Therapy is not Suggested for men who have

  • Breast or prostate cancer
  • a nodule on the prostate that may be felt during a DRE
  • a PSA greater than 3 ng/ml without additional evaluation
  • that a hematocrit greater than 50% or thick, viscous blood
  • untreated obstructive sleep apnea
  • severe lower urinary tract symptoms
  • class websites III or IV heart failure.

    Do time daily, diet, or other factors affect testosterone levels?

    For many years, the recommendation has been to get a testosterone value early in the morning since levels start to drop after 10 or even 11 a.m.. But the data behind this recommendation were drawn from healthy young men. Two recent studies showed little change in blood glucose levels in men 40 and older over the course of this day. One reported no change in typical testosterone until after 2 p.m. Between 6 and 2 p.m., it went down by 13 percent, a small sum, and probably not enough to influence identification. Most guidelines nevertheless say it's important to do the evaluation in the morning, however for men 40 and above, it probably doesn't matter much, provided that they obtain their blood drawn before 5 or 6 p.m.

    There are some very interesting findings about dietary supplements. By way of example, it appears that those that have a diet low in protein have lower testosterone levels than males who consume more protein. But diet hasn't been studied thoroughly enough to make any recommendations that are clear.

    Exogenous vs. endogenous testosterone

    Within the following guide, testosterone-replacement therapy refers to the treatment of hypogonadism with exogenous testosterone -- testosterone that is manufactured outside the body. Based upon the formula, therapy can cause skin irritation, breast enlargement and tenderness, sleep apnea, acne, reduced sperm count, increased red blood cell count, and other side effects.

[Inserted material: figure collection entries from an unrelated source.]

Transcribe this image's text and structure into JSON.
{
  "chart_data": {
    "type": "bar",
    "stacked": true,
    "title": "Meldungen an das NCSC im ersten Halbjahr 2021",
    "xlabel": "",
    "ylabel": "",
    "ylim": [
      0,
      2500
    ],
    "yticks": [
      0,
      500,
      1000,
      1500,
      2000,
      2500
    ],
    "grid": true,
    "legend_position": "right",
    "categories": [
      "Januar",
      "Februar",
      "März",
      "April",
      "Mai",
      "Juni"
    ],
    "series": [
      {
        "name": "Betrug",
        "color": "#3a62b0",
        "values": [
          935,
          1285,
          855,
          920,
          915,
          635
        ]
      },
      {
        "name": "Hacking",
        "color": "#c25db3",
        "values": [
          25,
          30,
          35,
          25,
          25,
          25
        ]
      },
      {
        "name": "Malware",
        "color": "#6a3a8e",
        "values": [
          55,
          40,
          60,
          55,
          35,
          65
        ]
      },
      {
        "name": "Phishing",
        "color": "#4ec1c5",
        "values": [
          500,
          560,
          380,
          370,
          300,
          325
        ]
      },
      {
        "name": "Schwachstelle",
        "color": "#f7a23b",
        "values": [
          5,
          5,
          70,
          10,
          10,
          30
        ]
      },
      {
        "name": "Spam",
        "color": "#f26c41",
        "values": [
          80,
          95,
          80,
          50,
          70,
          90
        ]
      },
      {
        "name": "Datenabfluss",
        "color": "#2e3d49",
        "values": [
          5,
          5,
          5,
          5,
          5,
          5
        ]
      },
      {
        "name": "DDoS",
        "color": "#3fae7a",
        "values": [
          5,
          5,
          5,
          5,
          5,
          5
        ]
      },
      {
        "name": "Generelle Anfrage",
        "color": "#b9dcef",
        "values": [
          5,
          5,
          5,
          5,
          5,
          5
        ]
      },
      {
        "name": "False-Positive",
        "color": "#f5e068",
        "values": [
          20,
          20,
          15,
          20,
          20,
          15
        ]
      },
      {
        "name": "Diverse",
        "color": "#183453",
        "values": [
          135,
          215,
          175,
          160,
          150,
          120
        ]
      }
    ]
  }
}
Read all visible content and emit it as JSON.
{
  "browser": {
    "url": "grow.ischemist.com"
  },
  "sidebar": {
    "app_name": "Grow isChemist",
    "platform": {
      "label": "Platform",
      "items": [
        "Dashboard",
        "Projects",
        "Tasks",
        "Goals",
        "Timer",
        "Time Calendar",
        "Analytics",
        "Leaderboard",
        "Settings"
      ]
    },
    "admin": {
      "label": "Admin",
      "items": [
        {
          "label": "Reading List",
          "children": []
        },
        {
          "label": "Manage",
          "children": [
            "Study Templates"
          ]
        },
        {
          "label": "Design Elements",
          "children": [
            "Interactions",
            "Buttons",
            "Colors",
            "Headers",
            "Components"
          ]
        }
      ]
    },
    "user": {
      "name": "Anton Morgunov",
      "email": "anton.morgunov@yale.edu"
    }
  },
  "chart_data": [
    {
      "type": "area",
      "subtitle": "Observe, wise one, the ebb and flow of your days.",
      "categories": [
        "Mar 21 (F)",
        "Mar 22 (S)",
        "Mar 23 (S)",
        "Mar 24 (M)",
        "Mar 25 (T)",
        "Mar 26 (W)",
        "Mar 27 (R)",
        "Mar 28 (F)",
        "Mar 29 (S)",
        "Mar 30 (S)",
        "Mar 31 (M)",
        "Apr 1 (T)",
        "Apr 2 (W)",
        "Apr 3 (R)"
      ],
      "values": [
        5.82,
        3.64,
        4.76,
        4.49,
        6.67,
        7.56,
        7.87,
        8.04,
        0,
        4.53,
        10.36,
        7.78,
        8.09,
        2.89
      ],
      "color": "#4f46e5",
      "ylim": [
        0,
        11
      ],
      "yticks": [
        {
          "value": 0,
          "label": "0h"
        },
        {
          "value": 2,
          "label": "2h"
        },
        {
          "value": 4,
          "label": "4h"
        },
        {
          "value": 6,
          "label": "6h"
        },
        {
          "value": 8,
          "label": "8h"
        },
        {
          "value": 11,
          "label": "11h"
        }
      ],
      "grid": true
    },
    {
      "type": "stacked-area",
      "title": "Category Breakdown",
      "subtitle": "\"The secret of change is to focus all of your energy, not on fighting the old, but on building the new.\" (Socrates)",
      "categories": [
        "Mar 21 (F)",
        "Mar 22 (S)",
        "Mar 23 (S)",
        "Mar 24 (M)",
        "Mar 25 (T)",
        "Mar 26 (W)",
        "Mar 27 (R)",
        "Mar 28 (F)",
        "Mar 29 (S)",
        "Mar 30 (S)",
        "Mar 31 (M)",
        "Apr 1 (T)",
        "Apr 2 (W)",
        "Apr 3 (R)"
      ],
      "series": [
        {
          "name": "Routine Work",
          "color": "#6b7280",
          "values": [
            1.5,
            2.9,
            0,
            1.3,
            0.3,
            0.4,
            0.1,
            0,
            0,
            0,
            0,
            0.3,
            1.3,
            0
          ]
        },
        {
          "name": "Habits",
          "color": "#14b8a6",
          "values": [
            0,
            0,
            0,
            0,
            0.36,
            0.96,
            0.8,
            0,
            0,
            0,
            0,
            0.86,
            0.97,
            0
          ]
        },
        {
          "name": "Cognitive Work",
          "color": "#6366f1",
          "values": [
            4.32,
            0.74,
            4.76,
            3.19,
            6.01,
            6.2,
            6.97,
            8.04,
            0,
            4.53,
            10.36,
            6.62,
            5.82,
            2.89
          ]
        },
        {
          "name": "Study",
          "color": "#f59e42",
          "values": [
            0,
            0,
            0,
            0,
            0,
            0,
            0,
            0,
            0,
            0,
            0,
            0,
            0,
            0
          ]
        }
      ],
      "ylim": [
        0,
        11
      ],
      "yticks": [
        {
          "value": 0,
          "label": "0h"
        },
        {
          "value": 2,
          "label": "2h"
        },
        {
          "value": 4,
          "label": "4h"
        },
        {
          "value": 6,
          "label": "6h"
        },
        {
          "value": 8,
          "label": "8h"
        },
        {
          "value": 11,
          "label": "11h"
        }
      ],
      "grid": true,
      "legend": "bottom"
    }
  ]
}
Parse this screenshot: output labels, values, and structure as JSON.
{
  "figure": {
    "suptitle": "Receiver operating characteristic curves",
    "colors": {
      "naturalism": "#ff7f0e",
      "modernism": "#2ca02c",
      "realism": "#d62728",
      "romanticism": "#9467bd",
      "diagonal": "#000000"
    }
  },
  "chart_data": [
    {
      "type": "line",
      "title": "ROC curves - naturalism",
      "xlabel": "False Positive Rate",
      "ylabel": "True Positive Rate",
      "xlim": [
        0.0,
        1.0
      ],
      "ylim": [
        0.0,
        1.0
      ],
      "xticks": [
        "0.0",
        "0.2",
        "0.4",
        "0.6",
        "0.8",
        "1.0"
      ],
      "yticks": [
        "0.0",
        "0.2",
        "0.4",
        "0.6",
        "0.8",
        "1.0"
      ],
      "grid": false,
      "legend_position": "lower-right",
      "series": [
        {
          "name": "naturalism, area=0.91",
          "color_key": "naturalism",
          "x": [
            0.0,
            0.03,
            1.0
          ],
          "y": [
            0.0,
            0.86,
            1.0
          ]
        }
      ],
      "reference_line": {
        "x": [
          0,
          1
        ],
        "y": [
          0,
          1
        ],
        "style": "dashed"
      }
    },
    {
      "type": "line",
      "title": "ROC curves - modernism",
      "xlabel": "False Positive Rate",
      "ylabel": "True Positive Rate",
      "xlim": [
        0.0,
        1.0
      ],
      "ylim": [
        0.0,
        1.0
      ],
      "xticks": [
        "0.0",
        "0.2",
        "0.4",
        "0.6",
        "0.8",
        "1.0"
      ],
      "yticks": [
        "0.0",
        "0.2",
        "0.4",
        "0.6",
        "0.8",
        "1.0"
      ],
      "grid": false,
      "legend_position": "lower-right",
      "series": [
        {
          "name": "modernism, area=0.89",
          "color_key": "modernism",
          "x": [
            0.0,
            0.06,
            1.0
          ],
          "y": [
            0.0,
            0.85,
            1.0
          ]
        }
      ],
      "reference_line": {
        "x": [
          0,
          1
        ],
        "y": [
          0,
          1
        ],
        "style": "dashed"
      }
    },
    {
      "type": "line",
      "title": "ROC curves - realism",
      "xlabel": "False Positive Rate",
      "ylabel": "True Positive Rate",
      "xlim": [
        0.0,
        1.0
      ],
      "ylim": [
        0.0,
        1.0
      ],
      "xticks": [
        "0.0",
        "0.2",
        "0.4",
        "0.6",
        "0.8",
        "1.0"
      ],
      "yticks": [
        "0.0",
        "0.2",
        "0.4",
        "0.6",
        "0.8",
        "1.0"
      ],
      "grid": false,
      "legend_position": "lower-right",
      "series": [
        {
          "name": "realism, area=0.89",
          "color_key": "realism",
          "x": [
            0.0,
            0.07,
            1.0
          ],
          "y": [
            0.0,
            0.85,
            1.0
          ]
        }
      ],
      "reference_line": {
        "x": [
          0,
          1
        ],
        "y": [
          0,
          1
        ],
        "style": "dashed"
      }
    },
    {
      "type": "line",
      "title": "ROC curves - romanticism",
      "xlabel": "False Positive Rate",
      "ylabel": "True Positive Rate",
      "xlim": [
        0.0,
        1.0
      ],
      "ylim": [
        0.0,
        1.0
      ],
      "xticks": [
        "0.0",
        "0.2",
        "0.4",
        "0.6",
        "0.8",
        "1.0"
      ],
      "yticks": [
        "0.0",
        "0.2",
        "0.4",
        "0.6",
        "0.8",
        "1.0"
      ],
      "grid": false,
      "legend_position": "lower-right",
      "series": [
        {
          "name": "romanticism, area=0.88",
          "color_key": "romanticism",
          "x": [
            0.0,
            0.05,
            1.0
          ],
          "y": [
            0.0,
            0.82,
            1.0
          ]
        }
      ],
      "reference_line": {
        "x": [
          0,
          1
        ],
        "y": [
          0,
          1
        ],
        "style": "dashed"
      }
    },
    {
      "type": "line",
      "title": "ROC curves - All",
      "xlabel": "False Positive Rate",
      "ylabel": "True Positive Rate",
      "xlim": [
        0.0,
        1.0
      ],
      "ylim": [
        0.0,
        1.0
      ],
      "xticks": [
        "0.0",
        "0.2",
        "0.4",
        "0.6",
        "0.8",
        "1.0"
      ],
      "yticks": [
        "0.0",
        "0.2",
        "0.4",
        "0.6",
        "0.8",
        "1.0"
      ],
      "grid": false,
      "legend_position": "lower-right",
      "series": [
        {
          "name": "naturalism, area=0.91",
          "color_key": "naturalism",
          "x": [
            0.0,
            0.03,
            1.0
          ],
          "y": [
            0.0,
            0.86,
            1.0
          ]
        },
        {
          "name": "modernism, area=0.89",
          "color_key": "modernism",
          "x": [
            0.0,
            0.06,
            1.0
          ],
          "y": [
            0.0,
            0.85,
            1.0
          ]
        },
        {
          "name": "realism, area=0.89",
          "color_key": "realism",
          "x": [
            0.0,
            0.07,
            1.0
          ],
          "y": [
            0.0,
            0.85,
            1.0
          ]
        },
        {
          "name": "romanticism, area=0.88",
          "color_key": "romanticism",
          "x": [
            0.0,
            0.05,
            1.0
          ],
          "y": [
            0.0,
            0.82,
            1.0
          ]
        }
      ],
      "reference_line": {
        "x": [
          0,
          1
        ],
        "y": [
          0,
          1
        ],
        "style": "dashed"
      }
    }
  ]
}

    Within four to six months, each one the guys had increased levels of testosteronenone reported any side effects during the year they were followed.

    Because clomiphene citrate is not approved by the FDA for use in men, little information exists regarding the long-term ramifications of carrying it (such as the probability of developing prostate cancer) or if it's more capable of boosting testosterone compared to exogenous formulas. But unlike adrenal gland, clomiphene citrate preserves -- and potentially enhances -- sperm production. That makes medication like clomiphene citrate one of just a few options for men with low testosterone who wish to father children.

    What kinds of testosterone-replacement therapy are available? *

    The earliest form is an injection, which we still use because it is cheap and since we reliably get good testosterone levels in almost everybody. The disadvantage is that a man needs to come in every few weeks to get a shot. A roller-coaster effect can also occur as blood testosterone levels peak and return to research. [See"Exogenous vs. endogenous testosterone," above.]

    Topical therapies help preserve a more uniform level of blood testosterone. The first kind of topical therapy was a patch, but it has a quite high rate of skin irritation. In one study, as many as 40 percent of people that used the patch developed a red area on their skin. That limits its use.

    The most commonly used testosterone preparation from the United States -- and the one I start almost everyone off -- is a topical gel. According to my experience, it has a tendency to be consumed to good levels in about 80% to 85% of guys, but leaves a substantial number who do not absorb enough for it to have a positive effect. [For details on several different formulations, see table below.]

    Are there any drawbacks to using gels? How much time does it require them to get the job done?

    Men who begin using the gels have to come back in to have their testosterone levels measured again to be certain they're absorbing the right amount. Our target is that the mid to upper range of normal, which generally means around 500 to 600 ng/dl. The concentration of testosterone in blood really goes up quite fast, within several doses. I usually measure it after two weeks, even though symptoms may not alter for a month or two.